Applied Science and Innovative Research

The overall goal of this study is to propose a new approach to simplify the recycling process for producing high quality material from the waste of beverage bottles and other sources at a lower cost by using mechanical recycling and chemical reactions inside injection molding machines in a one-step process. The water and soft drink bottles are made of PET material, while the caps are made mainly of HDPE. The blends of PET and HDPE are incompatible. The resulted material has poor mechanical properties due to the immiscibility of polymer blend components, phase separation, and lack of interfacial adhesion. (HDPE-g-MA) was found to be an excellent reactive compatibilizer for the PET/HDPE blend.

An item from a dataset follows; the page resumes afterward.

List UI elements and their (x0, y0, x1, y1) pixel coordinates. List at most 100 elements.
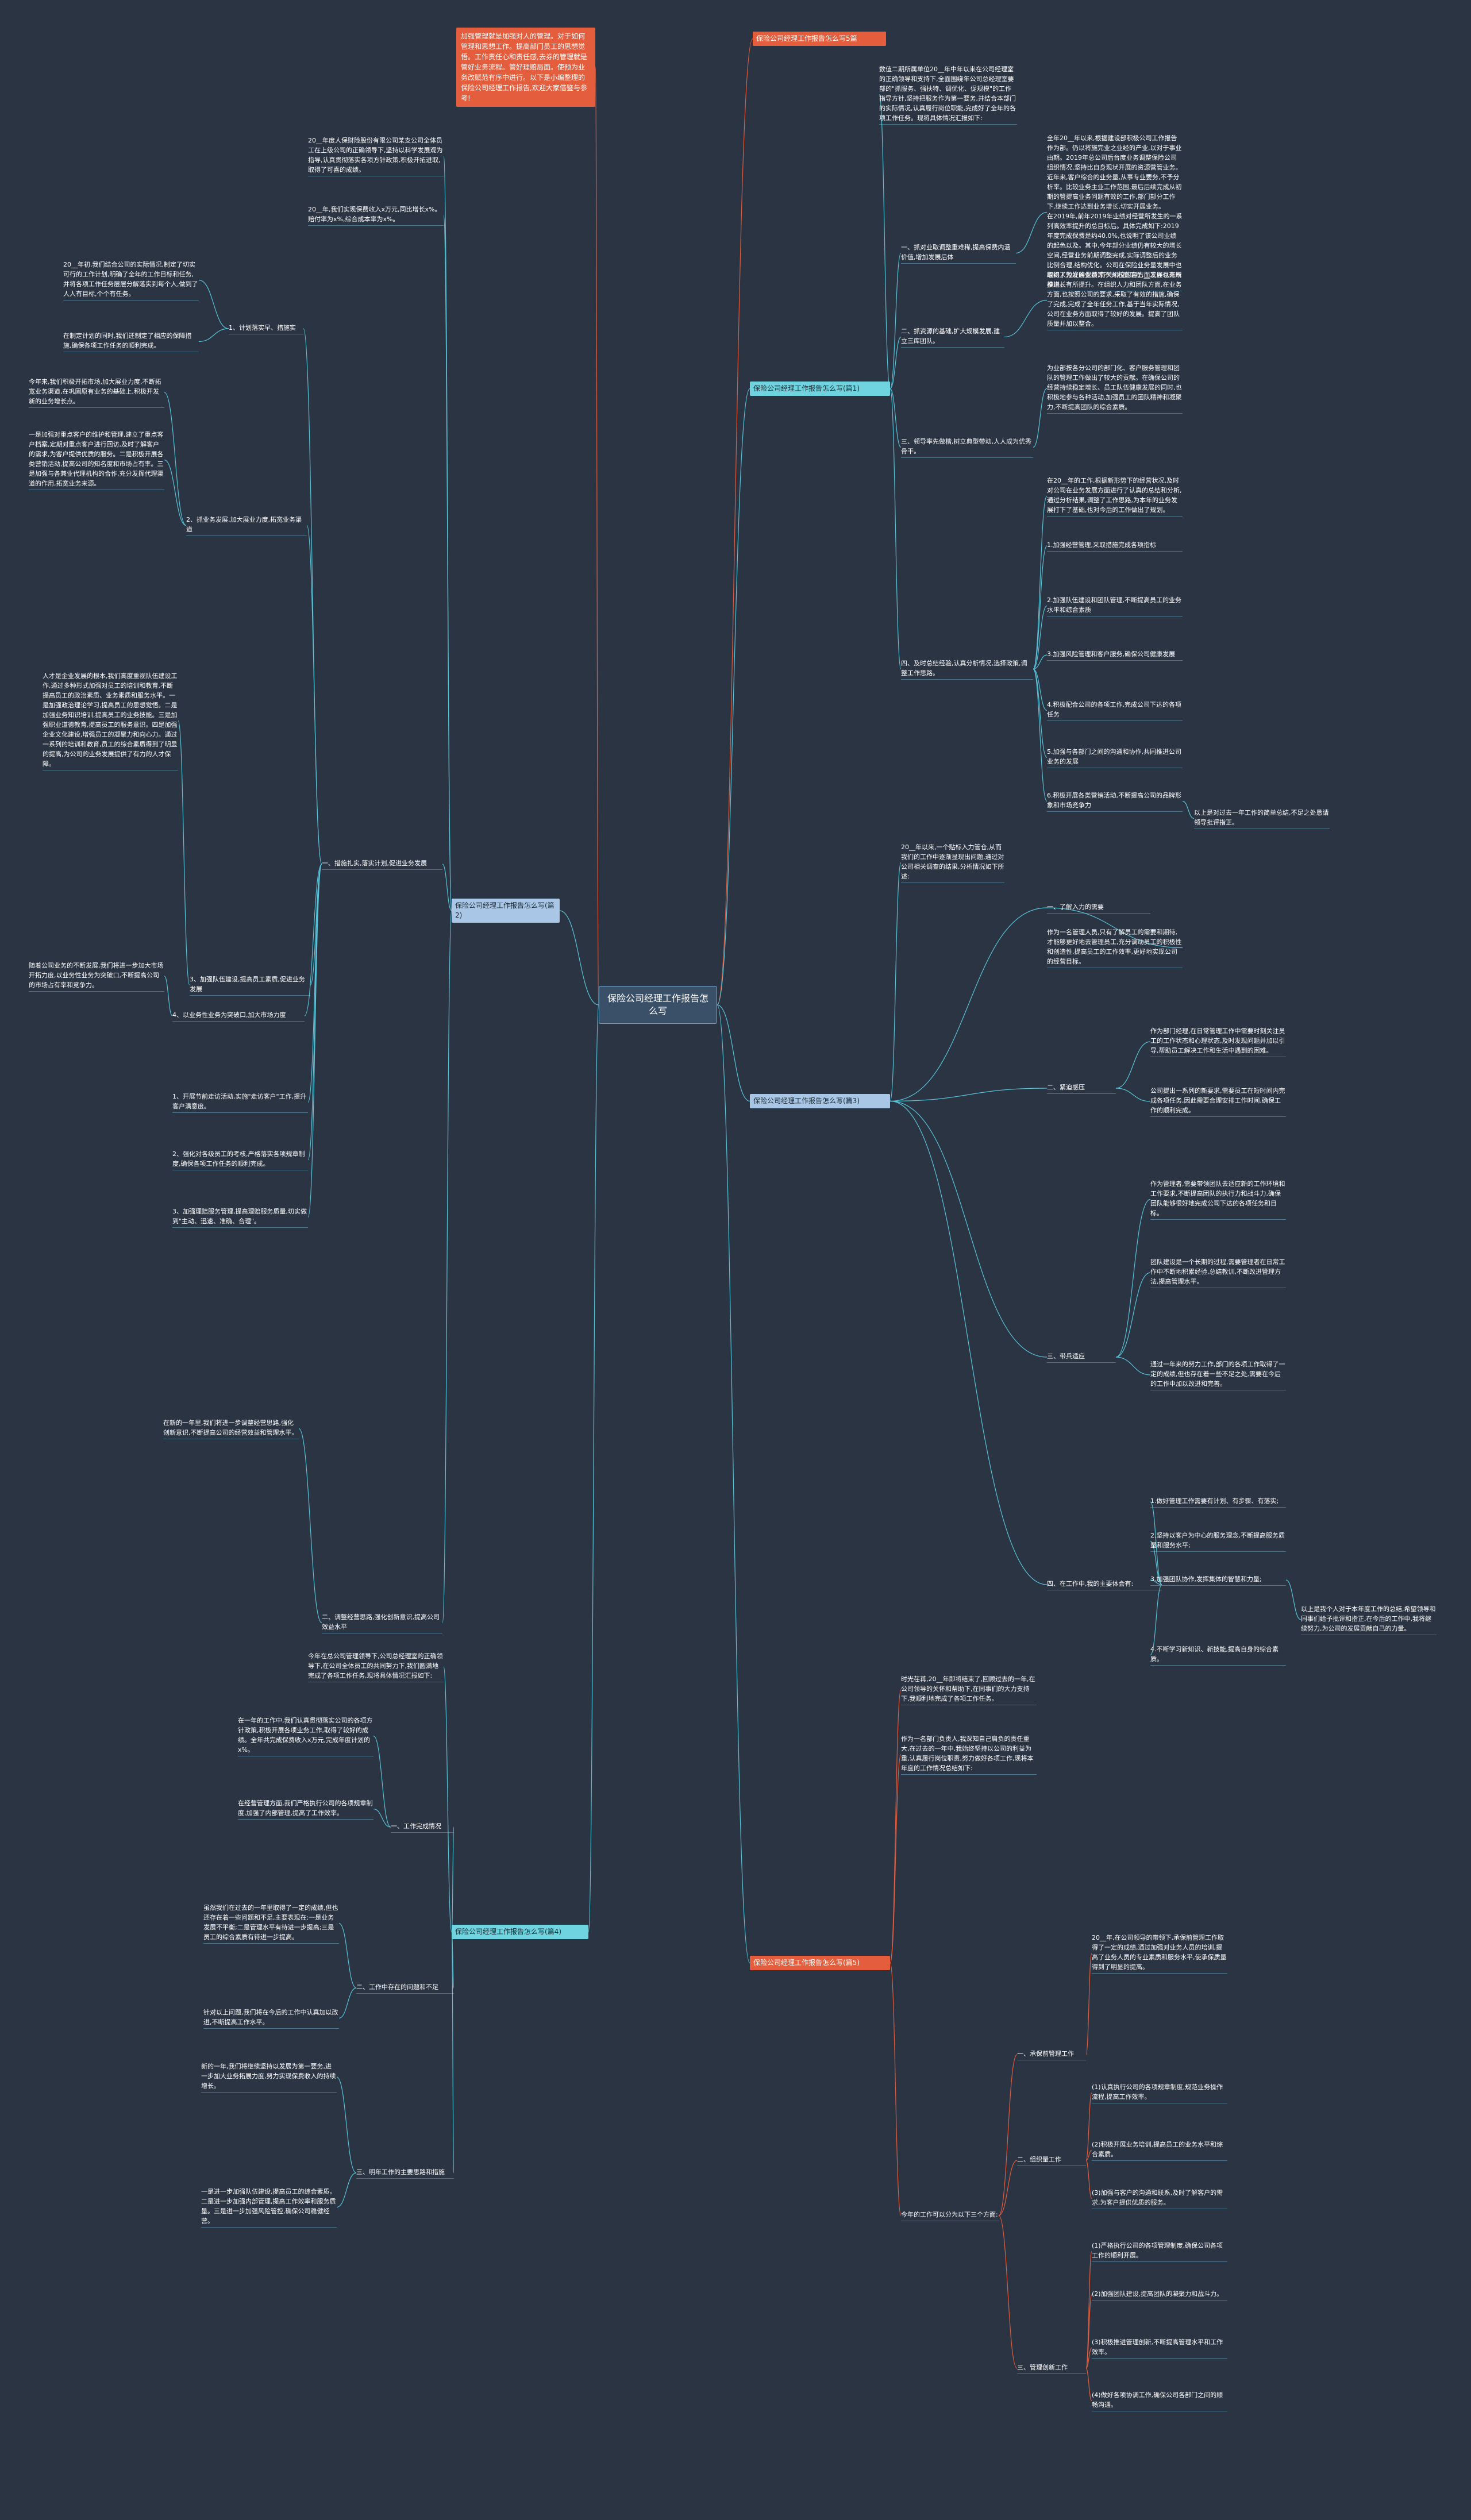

For the purpose of investigating the mechanical and morphological properties in this study, blends of rPET and virgin HDPE in weight compositions of 80/20, and 60/40 were modified with concentrations of 2 and 5 wt percent of (HDPE-g-MA). The addition of 4,4-Methylenebis (phenyl isocyanate) and compatibilizer increased the viscosity and molecular weight of the blends while also improving miscibility and interaction bonds between molecules, resulting in a significant reduction in interfacial tension and improved phase dispersion and adhesion via interpenetration and entanglements at the interface. The rPET segments have been grafted onto HDPE backbone chains. Since the crystallinity of HDPE is low, the crystallinity and crystallization temperature of rPET in the blends were reduced. The mechanical characteristics were improved by achieving uniform phase morphology. The main finding of this study is that the immiscible rPET/HDPE materials can be treated and processed in a single step inside the injection molding process. The one-step process is sufficient because it shows high improvement in the mechanical characteristics, while the two-step process, namely the extrusion followed by injection molding, improves fewer mechanical characteristics and is more expensive.